Often scientists like to present themselves as leaders in their basic research field of specialties, with no concern as to possible applications of their work. But Daniel Thomas, with his functions at UTC and also at the National Academy for Technologies of France (NATF) felt that it was his duty to inform of progress made in the laboratories those where he saw a promising outlet. He was the anchor-man between the academics and the industrialists in biotechnologies, even if basically he was a lecturer and a research scientist above all else. He was endowed with a marvellous intelligence and charmed everyone. He was at ease when communicating with any specialists, no matter the subject, and this alone enabled him to move scientific boundaries forward and with them the applications in many areas. He was an honest man, able to build a vast network of faithful friends and others who listened to him, to advance themselves.
At the end of the 1990s the ecology groups decided to condemn GMOs via ideological slogans with no scientific base; this was a difficult period for Daniel Thomas.
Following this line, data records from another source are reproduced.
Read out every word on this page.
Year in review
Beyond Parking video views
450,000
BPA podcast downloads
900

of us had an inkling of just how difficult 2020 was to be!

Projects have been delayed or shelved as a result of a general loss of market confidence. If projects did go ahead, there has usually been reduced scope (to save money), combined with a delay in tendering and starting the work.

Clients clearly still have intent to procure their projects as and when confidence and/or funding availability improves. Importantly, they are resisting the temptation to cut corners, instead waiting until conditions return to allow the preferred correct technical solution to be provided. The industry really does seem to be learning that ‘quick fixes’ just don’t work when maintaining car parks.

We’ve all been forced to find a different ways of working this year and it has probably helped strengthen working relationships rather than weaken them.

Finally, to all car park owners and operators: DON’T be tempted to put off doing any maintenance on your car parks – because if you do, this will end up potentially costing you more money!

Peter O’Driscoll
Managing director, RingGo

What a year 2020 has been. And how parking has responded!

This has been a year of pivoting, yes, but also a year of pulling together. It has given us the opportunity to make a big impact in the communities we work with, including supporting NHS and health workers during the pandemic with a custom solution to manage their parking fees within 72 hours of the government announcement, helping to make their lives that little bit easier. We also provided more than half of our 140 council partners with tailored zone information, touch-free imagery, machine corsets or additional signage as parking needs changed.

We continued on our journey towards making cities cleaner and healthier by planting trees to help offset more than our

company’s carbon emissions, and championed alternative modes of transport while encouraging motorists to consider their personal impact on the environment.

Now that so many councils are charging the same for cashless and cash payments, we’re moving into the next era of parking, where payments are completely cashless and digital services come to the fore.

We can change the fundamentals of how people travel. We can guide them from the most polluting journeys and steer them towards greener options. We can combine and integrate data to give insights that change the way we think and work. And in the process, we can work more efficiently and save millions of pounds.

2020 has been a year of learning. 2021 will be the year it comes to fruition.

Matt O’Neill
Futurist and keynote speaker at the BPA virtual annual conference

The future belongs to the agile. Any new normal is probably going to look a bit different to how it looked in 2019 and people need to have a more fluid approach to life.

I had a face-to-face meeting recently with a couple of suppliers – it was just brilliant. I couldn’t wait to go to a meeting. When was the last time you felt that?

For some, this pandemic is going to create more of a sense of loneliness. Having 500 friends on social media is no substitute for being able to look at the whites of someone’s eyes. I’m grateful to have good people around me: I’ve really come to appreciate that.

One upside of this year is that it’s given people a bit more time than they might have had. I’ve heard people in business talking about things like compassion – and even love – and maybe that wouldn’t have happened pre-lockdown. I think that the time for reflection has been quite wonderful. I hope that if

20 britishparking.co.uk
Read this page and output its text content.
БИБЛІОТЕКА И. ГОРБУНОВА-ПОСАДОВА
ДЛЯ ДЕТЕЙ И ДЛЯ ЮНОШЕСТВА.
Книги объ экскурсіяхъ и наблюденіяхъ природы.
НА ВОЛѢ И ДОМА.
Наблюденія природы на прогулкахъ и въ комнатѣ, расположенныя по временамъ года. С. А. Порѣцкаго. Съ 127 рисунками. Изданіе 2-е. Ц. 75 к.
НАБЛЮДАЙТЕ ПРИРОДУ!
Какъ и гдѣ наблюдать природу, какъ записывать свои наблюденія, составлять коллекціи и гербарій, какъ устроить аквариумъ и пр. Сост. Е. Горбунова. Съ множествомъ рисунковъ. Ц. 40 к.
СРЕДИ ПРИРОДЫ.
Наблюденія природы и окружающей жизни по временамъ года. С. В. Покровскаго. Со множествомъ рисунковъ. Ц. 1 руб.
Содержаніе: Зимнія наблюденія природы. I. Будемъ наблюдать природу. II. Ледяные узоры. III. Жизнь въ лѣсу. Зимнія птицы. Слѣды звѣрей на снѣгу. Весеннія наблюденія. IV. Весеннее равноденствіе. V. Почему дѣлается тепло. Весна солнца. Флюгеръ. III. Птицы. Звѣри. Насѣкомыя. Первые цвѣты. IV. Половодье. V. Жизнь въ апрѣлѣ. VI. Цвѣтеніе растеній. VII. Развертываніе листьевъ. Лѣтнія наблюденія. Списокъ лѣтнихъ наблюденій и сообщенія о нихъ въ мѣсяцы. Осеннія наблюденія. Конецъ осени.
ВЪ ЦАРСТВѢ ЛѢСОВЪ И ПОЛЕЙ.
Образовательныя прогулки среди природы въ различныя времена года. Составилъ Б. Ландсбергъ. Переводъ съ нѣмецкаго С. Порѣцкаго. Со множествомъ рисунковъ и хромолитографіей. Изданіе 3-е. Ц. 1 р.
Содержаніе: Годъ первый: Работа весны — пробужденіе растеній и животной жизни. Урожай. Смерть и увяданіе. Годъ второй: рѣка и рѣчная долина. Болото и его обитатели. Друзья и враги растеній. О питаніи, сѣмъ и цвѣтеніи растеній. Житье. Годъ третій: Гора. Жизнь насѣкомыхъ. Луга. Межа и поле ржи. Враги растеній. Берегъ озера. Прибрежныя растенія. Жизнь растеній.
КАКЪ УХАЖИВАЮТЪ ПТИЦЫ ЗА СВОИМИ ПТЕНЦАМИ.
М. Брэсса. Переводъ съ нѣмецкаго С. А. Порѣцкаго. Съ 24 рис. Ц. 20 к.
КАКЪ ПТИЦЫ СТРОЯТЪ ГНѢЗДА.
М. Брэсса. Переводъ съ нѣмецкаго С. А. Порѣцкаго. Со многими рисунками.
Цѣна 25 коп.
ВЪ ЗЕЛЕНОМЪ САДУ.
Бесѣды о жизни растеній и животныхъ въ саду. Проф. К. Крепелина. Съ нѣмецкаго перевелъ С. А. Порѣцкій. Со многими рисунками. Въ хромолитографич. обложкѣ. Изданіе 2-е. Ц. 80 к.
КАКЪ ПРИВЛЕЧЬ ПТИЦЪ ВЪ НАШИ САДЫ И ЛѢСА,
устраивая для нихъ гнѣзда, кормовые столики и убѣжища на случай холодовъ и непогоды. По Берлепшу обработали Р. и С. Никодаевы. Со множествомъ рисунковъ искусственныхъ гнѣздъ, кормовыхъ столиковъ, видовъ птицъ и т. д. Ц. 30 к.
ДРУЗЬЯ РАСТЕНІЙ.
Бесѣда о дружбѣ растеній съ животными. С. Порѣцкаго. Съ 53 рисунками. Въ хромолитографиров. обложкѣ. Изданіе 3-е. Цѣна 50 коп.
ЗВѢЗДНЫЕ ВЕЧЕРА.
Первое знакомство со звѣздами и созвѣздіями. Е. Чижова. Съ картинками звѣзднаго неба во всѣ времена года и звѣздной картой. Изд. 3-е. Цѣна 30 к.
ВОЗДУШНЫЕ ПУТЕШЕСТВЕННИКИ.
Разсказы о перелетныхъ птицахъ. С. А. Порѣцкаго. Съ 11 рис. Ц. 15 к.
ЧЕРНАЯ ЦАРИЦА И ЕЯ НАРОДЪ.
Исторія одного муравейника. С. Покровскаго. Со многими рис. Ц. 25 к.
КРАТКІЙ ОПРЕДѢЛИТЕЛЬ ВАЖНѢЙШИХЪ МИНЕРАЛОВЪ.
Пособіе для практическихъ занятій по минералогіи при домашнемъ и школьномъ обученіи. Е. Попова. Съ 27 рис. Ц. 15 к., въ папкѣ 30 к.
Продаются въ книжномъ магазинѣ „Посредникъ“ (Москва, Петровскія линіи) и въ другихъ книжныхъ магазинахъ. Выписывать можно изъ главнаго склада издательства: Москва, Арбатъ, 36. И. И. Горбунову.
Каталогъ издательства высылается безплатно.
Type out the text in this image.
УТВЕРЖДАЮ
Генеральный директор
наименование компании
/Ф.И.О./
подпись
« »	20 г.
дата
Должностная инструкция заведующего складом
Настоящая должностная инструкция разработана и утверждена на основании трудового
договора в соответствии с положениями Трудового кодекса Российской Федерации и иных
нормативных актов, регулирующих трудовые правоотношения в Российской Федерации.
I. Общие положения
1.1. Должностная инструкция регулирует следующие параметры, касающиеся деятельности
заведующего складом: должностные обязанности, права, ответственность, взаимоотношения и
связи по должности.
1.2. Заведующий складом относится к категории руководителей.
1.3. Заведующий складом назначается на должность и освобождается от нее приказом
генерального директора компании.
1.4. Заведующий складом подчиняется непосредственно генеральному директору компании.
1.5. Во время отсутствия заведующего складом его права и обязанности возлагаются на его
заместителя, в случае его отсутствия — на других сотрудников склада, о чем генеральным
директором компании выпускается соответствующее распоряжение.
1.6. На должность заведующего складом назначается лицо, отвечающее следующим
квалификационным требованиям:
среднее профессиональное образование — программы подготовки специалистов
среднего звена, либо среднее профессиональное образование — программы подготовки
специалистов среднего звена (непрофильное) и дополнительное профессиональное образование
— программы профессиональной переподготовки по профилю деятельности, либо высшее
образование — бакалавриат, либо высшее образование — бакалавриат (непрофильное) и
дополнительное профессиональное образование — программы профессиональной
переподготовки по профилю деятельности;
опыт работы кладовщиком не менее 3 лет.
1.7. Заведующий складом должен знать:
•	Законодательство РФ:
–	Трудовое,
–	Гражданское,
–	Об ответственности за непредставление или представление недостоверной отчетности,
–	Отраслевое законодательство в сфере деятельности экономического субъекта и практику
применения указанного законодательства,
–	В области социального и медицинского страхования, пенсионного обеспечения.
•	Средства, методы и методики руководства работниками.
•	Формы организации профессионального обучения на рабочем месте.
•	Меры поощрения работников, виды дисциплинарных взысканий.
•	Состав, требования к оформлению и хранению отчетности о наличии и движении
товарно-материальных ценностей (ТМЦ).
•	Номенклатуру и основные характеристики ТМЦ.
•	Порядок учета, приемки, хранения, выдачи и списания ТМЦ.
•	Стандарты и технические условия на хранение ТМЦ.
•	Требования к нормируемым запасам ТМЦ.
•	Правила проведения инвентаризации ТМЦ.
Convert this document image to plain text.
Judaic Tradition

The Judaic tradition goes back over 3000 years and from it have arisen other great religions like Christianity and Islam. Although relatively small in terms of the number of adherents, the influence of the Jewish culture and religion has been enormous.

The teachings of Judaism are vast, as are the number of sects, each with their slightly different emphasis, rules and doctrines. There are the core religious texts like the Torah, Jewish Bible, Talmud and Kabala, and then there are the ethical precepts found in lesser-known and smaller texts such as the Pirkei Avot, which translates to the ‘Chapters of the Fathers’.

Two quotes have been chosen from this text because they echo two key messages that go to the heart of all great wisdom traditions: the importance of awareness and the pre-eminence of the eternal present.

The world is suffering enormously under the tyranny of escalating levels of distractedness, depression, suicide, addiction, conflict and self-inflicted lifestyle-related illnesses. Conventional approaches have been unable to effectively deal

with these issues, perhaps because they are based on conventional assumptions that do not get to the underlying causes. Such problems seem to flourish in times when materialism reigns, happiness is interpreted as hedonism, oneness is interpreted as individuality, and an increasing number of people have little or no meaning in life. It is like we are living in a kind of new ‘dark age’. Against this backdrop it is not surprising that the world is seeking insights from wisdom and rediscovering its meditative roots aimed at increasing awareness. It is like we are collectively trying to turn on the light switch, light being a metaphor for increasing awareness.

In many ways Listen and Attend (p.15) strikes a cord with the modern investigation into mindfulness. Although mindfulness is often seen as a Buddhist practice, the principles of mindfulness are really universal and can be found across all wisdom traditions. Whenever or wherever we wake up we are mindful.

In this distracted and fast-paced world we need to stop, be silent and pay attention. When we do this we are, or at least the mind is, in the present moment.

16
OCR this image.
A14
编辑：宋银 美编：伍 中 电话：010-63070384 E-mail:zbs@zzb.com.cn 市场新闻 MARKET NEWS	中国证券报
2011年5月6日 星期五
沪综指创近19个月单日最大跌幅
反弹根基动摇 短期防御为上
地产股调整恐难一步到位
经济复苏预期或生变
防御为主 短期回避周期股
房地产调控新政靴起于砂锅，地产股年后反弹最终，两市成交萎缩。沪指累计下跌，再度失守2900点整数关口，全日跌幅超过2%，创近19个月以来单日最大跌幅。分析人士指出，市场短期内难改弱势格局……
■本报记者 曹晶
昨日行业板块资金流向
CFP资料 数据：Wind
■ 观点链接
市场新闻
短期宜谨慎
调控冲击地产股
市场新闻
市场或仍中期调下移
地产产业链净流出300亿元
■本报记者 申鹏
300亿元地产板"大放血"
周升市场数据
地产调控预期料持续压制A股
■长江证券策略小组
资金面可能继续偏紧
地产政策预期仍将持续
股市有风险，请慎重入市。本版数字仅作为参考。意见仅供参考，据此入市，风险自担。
No politician at the time – especially in France – had the courage to defend a scientifically sound point of view, and this led to a halt of research in the GM fields. But Daniel Thomas was made of sterner stuff and that was his great merit. He reoriented his work to fermentation and use of organic wastes as possible energy sources. This bio-sourced energy has a promising future ahead in France, if the country wishes to exit nuclear power production and does not wish to exploit shale gas sites. Green carbon (in plants and organic wastes) can replace fossil carbon and thanks to Daniel’s foresight, UTC is in an excellent position here. He also worked on the development of catalysing proteins capable of producing future raw materials with abundant bio-sourced components for the plastic industry sector, to replace petroleum by-products. Unfortunately the world of research does not have sufficient means to move ahead as fast as the demographic challenges and climate change. Life itself is too short: Daniel Thomas left us at the age of 68 while I am here at 81 and I still see myself as a young debutant.